Exhibit 10.1
FORM OF PARENT SUPPORT AGREEMENT
This Support Agreement (this “Agreement”) is made and entered into as of [ ], 2024, by and among Tenet Medicines, Inc., a Delaware corporation (the “Company”), Eliem Therapeutics, Inc., a Delaware corporation (“Parent”), and the undersigned stockholder (the “Stockholder”) of Parent. Capitalized terms used herein but not otherwise defined shall have the respective meanings ascribed to such terms in the Merger Agreement (as defined below).
RECITALS
WHEREAS, concurrently with the execution and delivery hereof, Parent, the Company and Tango Merger Sub, Inc., a Delaware corporation and a wholly owned subsidiary of Parent (the “Transitory Subsidiary”), have entered into an agreement and plan of merger and reorganization (as such agreement may be amended or supplemented from time to time pursuant to the terms thereof, the “Merger Agreement”), pursuant to which Transitory Subsidiary will merge with and into the Company, whereby Transitory Subsidiary will cease to exist and the Company will survive as a direct, wholly owned subsidiary of Parent (the “Merger”), upon the terms and subject to the conditions set forth in the Merger Agreement.

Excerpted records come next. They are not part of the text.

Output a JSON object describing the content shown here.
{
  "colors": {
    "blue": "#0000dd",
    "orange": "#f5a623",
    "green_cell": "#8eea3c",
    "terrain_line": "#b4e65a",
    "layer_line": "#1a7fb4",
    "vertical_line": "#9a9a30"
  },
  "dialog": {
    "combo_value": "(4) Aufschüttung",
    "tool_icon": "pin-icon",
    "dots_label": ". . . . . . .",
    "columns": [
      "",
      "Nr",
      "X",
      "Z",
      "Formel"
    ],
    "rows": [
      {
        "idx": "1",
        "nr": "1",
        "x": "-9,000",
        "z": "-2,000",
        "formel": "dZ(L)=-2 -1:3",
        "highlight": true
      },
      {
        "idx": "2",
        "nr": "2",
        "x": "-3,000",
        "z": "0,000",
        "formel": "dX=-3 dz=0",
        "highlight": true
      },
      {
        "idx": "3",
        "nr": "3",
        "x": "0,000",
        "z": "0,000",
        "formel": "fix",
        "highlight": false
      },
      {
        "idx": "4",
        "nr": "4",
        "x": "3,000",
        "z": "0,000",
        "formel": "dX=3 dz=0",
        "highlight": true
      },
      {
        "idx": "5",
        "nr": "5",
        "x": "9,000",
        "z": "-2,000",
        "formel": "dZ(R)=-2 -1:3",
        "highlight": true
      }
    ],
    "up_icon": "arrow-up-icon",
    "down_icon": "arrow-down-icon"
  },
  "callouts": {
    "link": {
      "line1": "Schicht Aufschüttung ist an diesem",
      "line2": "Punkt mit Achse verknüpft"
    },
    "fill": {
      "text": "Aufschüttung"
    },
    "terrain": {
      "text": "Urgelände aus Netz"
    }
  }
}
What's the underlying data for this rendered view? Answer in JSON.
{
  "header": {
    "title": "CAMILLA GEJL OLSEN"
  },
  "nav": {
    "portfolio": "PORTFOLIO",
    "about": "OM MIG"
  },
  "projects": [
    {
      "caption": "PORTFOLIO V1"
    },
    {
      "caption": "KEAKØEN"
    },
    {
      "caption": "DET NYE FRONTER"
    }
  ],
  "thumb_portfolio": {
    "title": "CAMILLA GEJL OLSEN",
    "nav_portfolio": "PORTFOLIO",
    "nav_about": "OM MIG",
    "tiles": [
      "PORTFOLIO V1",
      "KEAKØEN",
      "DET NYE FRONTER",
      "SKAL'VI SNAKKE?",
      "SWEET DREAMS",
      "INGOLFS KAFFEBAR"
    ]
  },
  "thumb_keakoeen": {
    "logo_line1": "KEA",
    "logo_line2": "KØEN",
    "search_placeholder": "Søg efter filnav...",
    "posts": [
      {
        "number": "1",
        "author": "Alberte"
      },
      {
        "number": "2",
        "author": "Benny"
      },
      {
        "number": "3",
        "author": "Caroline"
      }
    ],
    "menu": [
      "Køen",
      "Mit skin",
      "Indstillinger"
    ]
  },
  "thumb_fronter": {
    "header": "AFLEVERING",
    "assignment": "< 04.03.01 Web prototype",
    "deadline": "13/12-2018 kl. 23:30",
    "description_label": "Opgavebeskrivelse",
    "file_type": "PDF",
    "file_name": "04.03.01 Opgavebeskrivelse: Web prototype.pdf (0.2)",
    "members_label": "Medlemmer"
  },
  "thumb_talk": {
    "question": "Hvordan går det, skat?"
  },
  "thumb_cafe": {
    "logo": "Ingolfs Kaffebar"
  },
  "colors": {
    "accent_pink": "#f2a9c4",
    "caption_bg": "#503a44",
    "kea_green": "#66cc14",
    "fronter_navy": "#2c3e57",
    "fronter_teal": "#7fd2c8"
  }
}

WHEREAS, as of the date hereof, the Stockholder is the beneficial owner (as defined in Rule 13d-3 under the Exchange Act) of such number of shares of Parent Common Stock as indicated in Appendix A.
WHEREAS, as a condition to the willingness of the Company to enter into the Merger Agreement, the Company has required that the Stockholder enter into this Agreement.
NOW, THEREFORE, intending to be legally bound, the parties hereby agree as follows:
1. Certain Definitions. Capitalized terms used but not otherwise defined herein shall have the meanings ascribed thereto in the Merger Agreement. For all purposes of this Agreement, the following terms shall have the following respective meanings:
(a) “Constructive Sale” means, with respect to any security, a short sale with respect to such security, entering into or acquiring a derivative contract with respect to such security, entering into or acquiring a futures or forward contract to deliver such security or entering into any other hedging or other derivative transaction that has the effect of either directly or indirectly materially changing the economic benefits or risks of ownership of such security.
(b) “Shares” means (i) all shares of Parent Common Stock owned, beneficially or of record, by the Stockholder as of the date hereof, and (ii) all additional shares of Parent Common Stock acquired by the Stockholder, beneficially or of record, during the period commencing with the execution and delivery of this Agreement and expiring on the Closing Date.
(c) “Stockholder Matters” means the Parent Stockholder Matters and the Other Parent Stockholder Matters, in each case as defined in the Merger Agreement, including the issuance of shares of common stock of Parent under the Merger Agreement and the Contemplated Transactions.